Tax Deduction at Source (TDS)/Tax Collection at Source (TCS)
  • Taxability on Winnings from Online Games: The 'Original Finance Bill' proposed to introduce a new section for taxability and withholding tax for online gaming. The said amendment was proposed to be effective from 1 July 2023. The 'Amended Finance Bill' proposes that the said amendment will be effective from 1 April 2023 instead of 1 July 2023.
  • Rate of TCS: It is now proposed that the TCS rate for non-PAN holders and non-filers of tax returns shall be limited to 20%. This amendment will be effective from 1 July 2023.
  • Interest Payable to a Business Trust: It is proposed that the interest payable to a business trust for securities issued by specified SPVs shall not be subject to TDS.
Others
Marginal relief is proposed for taxpayers opting for the new tax regime where income exceeds INR 700,000 but tax on income exceeding this amount is more than the marginal income.
Our Comments
The proposed increase in the tax rate for Royalties and Fees for Technical Services (FTS) would impact taxability of foreign companies in India as treaty rates would now be more beneficial. To avail the tax treaty benefits, companies must submit Form 10F in case the Tax Residency Certificate (TRC) does not contain the requisite information. Form 10F filing is now online and requires the PAN of the foreign entity. Furthermore, the foreign entity would be required to file its return of income in India. Accordingly, most foreign entities will now be required to obtain a PAN in India and undertake the requisite compliances.

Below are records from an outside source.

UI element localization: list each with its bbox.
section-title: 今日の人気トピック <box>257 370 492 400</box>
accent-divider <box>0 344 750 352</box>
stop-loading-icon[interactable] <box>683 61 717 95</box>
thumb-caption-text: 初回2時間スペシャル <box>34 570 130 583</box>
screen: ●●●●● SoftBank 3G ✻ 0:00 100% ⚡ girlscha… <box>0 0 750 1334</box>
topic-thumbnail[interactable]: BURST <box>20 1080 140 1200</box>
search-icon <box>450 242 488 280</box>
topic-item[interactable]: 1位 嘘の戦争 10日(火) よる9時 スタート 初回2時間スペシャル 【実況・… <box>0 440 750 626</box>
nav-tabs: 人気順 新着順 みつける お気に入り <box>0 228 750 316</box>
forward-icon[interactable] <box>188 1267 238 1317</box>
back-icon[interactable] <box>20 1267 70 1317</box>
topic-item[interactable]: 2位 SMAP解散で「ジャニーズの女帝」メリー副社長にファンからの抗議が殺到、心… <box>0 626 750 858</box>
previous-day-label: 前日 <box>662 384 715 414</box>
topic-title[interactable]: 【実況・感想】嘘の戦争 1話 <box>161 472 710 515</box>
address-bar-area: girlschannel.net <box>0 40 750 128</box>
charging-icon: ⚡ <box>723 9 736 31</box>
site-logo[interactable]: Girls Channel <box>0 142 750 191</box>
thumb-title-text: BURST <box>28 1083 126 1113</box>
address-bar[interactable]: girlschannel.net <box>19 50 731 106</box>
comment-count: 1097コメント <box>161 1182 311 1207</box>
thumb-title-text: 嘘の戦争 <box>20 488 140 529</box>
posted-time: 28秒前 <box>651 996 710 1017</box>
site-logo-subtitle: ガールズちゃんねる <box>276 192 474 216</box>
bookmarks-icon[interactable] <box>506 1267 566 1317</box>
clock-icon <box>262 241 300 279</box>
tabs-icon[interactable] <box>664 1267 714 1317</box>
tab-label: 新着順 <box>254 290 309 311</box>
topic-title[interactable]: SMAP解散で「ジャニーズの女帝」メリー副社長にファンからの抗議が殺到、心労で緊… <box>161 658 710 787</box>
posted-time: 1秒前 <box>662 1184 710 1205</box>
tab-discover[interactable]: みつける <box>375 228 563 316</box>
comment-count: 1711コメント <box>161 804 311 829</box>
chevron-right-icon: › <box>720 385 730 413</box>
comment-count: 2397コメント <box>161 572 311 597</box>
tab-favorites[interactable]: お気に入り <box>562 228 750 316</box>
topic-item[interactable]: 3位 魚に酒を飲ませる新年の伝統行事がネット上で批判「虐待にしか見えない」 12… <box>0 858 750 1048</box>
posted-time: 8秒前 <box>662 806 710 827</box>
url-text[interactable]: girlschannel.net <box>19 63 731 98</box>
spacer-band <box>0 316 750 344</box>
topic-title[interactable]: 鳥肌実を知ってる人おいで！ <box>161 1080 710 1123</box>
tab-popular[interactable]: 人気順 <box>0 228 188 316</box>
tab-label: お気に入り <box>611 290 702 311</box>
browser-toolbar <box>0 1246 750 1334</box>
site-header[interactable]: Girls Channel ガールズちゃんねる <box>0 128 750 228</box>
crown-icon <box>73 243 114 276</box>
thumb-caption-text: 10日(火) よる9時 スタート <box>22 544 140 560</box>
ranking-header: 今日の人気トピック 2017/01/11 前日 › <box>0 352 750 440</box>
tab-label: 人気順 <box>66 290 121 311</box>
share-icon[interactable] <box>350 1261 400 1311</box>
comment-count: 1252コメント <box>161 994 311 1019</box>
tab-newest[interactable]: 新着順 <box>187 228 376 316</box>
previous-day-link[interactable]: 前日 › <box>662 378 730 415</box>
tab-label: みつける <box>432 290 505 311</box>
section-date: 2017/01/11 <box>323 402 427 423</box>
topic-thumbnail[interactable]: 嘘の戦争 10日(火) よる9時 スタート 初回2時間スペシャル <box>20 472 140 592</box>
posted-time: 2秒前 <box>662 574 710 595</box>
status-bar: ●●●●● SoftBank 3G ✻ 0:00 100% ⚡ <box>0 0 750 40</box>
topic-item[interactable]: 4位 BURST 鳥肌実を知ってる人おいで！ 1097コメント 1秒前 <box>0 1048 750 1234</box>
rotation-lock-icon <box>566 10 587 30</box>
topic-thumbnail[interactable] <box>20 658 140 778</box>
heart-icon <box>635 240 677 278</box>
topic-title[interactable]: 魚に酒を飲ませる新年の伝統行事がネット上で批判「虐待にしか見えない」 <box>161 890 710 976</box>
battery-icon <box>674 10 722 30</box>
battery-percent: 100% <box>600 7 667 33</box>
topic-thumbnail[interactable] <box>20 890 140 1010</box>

The amendments relating to the taxation of units set up in an IFSC demonstrates the government's objective of making IFSCs more attractive destination for foreign investments.

The change in the taxability of Mutual Funds having less than 35% equity portfolio will result in an increase in tax liability, given there will be no taxation as long-term capital gains, which attract a lower rate of tax. However, the said amendment in the taxability will apply to investments made on or after 1 April 2023. As such, grandfathering is provided to investments made prior to 1 April 2023.